Chapter 14
Sterling
I feel bad doing this to the guys again. They've sent me home because I've been deemed a safety risk. I don't blame them either. Lately, my insomnia has gotten worse.
I used to be able to get maybe four hours of sleep every night. It's been cut in half since Snow's gotten here.
There's this nagging worry that someone's going to sneak in while we're all sleeping and take her from us. That if I don't stay up and watch over her, something bad is going to happen.
Almost every night, I fall asleep where I sit on the floor, by her door.
It's funny because I can't even bring myself to have a full conversation with the girl, yet I have this intense protective instinct over her. Maybe it's because she's my mate, and that's built into me. Or maybe it's because she's an omega and I'm an alpha.
It could just be because Snow is a sweet girl who has a big heart and the idea of anyone hurting her makes me want to crush their skulls into tiny little pieces.

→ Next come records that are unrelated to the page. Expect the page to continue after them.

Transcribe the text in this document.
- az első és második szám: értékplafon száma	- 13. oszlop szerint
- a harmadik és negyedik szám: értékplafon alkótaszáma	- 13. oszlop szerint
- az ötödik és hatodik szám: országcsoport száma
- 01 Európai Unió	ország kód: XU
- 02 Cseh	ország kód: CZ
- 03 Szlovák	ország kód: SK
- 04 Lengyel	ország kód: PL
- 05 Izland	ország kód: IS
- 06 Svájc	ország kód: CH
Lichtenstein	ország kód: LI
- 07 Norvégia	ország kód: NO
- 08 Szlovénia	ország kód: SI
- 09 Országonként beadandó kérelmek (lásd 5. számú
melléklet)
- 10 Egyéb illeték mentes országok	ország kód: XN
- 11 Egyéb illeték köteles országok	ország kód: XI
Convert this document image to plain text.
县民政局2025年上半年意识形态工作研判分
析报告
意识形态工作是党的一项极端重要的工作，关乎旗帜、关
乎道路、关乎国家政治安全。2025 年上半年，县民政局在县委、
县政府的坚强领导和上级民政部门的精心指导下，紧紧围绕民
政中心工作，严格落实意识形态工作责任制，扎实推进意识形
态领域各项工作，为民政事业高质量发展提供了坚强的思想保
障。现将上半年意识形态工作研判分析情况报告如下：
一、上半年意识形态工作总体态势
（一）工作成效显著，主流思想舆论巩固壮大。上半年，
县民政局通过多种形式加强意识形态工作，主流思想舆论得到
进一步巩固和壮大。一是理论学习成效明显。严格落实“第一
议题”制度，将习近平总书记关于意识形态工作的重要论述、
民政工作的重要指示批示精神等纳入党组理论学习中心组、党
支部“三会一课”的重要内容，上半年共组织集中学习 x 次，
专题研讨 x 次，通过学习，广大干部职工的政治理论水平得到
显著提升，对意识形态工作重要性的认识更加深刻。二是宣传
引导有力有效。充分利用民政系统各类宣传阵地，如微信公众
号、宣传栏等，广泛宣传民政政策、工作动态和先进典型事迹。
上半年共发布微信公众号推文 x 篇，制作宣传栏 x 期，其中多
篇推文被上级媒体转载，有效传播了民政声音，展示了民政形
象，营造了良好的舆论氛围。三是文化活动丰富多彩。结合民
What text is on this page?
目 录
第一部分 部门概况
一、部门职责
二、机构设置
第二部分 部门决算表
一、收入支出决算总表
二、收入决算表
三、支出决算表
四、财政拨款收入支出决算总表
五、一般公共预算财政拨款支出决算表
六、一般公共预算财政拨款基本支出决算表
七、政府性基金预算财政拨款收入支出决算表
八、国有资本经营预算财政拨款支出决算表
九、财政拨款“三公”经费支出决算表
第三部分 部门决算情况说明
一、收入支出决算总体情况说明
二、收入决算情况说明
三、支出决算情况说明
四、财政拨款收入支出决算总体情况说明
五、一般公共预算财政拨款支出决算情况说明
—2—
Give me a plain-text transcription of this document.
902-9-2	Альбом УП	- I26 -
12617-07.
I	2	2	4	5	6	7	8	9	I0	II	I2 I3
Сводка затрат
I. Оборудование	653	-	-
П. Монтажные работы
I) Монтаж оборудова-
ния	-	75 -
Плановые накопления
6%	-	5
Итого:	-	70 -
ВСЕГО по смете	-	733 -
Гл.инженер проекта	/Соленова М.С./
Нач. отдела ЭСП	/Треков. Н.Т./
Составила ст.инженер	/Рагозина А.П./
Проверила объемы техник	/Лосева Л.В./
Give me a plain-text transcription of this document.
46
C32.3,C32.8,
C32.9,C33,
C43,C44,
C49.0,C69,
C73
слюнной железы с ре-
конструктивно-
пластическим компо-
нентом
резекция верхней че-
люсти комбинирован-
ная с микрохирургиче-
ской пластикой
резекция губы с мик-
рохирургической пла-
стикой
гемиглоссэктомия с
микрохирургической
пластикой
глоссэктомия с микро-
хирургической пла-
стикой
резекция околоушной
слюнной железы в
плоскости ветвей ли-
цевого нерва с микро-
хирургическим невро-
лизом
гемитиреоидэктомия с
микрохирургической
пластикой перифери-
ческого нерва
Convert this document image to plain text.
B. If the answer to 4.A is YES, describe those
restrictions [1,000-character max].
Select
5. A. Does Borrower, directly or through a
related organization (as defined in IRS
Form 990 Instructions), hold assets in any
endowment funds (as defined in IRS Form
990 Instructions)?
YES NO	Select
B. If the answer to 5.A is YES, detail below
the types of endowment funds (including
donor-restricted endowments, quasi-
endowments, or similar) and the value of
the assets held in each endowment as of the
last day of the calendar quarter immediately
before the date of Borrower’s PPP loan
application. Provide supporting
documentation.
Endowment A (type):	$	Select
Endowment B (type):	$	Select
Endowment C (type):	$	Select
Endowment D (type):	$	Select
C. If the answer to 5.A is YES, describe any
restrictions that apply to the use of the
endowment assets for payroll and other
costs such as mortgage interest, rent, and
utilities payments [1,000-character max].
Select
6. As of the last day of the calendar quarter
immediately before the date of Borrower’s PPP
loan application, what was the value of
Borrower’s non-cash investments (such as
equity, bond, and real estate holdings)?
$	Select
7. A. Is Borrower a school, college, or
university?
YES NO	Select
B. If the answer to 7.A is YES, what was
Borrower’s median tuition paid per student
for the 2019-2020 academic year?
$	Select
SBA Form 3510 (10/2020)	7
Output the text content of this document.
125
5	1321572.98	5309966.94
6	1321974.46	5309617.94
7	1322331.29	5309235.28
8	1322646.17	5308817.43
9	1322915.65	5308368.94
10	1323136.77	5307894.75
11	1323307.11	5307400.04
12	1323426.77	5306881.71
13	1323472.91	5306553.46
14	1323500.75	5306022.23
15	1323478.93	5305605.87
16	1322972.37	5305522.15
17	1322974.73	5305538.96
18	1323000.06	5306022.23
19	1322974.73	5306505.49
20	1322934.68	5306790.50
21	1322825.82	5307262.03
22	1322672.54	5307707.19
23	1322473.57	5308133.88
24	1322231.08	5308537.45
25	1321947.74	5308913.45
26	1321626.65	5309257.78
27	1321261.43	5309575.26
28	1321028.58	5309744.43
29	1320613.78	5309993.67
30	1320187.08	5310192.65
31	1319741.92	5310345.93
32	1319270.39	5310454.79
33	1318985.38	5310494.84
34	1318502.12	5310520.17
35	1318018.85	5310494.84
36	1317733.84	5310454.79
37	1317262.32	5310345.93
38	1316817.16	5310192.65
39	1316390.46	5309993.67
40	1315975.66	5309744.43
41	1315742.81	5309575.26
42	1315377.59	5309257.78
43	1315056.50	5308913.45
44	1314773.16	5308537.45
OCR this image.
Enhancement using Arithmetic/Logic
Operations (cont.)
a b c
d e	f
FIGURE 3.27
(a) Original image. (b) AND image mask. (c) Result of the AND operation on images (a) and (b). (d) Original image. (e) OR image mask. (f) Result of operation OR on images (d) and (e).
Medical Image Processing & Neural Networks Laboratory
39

Hell, let's call it a mix of all three.
Whatever it is, it's causing issues.
The guys think I hate taking the sleeping pills because they make me feel gross when I'm awake afterward. But it's not true.
In reality, they give me horrible nightmares. Nightmares that make me relive the worst time of my life. Where I'm forced to sit and watch the ones I love die over and over again.
I used to smoke weed to help me, giving me dreamless sleep. But I became too reliant on it and was stoned all the time. I was even more useless than I am now.
Maybe once the king is taken care of, the immediate threat on Snow is gone, and she's safe, I'll be able to go back to my old sleeping habits.
As I approach the cottage, my eyes are already growing heavy. I swear to god, if I fall asleep in the damn forest again, I'm gonna be pissed.
I stretch my arms above my head, closing my eyes. I open my mouth to let out a long, loud yawn.
When I blink them open again, I see the cottage. I can't wait to get in my bed and get a few hours of sleep.
As I get closer, I see something on the ground in front of the door. "What the..." I squint my eyes, then rub them before squinting them again. "Is that a person? Why would someone be—" That's when I see long raven hair. Snow!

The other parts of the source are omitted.